Missile en Pologne: un "accident" pas une attaque


17 novembre 2022

Le risque d'une implication directe de l'Otan face à Moscou et d'une escalade majeure dans la guerre en Ukraine s'est éloigné mercredi. Les responsables de l'Alliance ont contredit les accusations de Kiev d'un tir de missile russe contre la Pologne.
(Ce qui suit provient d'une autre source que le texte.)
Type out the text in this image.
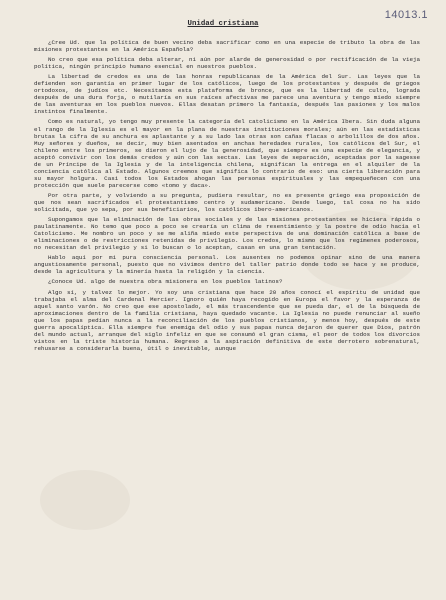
14013.1
Unidad cristiana

¿Cree Ud. que la política de buen vecino deba sacrificar como en una especie de tributo la obra de las misiones protestantes en la América Española?

No creo que esa política deba alterar, ni aún por alarde de generosidad o por rectificación de la vieja política, ningún principio humano esencial en nuestros pueblos.

La libertad de credos es una de las honras republicanas de la América del Sur. Las leyes que la defienden son garantía en primer lugar de los católicos, luego de los protestantes y después de griegos ortodoxos, de judíos etc. Necesitamos esta plataforma de bronce, que es la libertad de culto, lograda después de una dura forja, o mutilaría en sus raíces afectivas me parece una aventura y tengo miedo siempre de las aventuras en los pueblos nuevos. Ellas desatan primero la fantasía, después las pasiones y los malos instintos finalmente.

Como es natural, yo tengo muy presente la categoría del catolicismo en la América Ibera. Sin duda alguna el rango de la Iglesia es el mayor en la plana de nuestras instituciones morales; aún en las estadísticas brutas la cifra de su anchura es aplastante y a su lado las otras son cañas flacas o arbolillos de dos años. Muy señores y dueños, se decir, muy bien asentados en anchas heredades rurales, los católicos del Sur, el chileno entre los primeros, se dieron el lujo de la generosidad, que siempre es una especie de elegancia, y aceptó convivir con los demás credos y aún con las sectas. Las leyes de separación, aceptadas por la sagesse de un Príncipe de la Iglesia y de la inteligencia chilena, significan la entrega en el alquiler de la conciencia católica al Estado. Algunos creemos que significa lo contrario de eso: una cierta liberación para su mayor holgura. Casi todos los Estados ahogan las personas espirituales y las empequeñecen con una protección que suele parecerse como «tomo y daca».

Por otra parte, y volviendo a su pregunta, pudiera resultar, no es presente griego esa proposición de que nos sean sacrificados el protestantismo centro y sudamericano. Desde luego, tal cosa no ha sido solicitada, que yo sepa, por sus beneficiarios, los católicos ibero-americanos.

Supongamos que la eliminación de las obras sociales y de las misiones protestantes se hiciera rápida o paulatinamente. No temo que poco a poco se crearía un clima de resentimiento y la postre de odio hacia el Catolicismo. Me nombro un poco y se me aliña miedo este perspectiva de una dominación católica a base de eliminaciones o de restricciones retenidas de privilegio. Los credos, lo mismo que los regímenes poderosos, no necesitan del privilegio y si lo buscan o lo aceptan, casan en una gran tentación.

Hablo aquí por mi pura consciencia personal. Los ausentes no podemos opinar sino de una manera angustiosamente personal, puesto que no vivimos dentro del taller patrio donde todo se hace y se produce, desde la agricultura y la minería hasta la religión y la ciencia.

¿Conoce Ud. algo de nuestra obra misionera en los pueblos latinos?

Algo sí, y talvez lo mejor. Yo soy una cristiana que hace 20 años conocí el espíritu de unidad que trabajaba el alma del Cardenal Mercier. Ignoro quién haya recogido en Europa el favor y la esperanza de aquel santo varón. No creo que ese apostolado, el más trascendente que se pueda dar, el de la búsqueda de aproximaciones dentro de la familia cristiana, haya quedado vacante. La Iglesia no puede renunciar al sueño que los papas pedían nunca a la reconciliación de los pueblos cristianos, y menos hoy, después de este guerra apocalíptica. Ella siempre fue enemiga del odio y sus papas nunca dejaron de querer que Dios, patrón del mundo actual, arranque del siglo infeliz en que se consumó el gran cisma, el peor de todos los divorcios vistos en la triste historia humana. Regreso a la aspiración definitiva de este derrotero sobrenatural, rehusarse a considerarla buena, útil o inevitable, aunque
La Russie a nié avoir tiré un missile sur un village polonais près de la frontière avec l'Ukraine. Varsovie elle-même a jugé "hautement probable" qu'il s'agisse d'un projectile anti-aérien ukrainien, évoquant "un accident malheureux".

Le missile a tué deux hommes à Przewodow en frappant un bâtiment agricole mardi, laissant la Pologne sous le choc, son armée en état d'alerte renforcée. Le drame faisait craindre que l'Otan soit entraînée dans le conflit en Ukraine, la Pologne étant protégée par un engagement de défense collective de l'Alliance atlantique.

Défense anti-aérienne

"L'incident a été probablement causé par un missile de système ukrainien de défense anti-aérienne tiré pour défendre le territoire ukrainien contre les missiles de croisière russes", a déclaré le chef de l'Otan, Jens Stoltenberg, après une réunion de crise à Bruxelles.

"Rien n'indique qu'il s'agissait d'une attaque intentionnelle contre la Pologne", a également affirmé le président polonais Andrzej Duda. Le ministre américain de la Défense a lui insisté sur le "contexte" des frappes russes ciblant des infrastructures civiles ukrainiennes pour expliquer le tir du missile.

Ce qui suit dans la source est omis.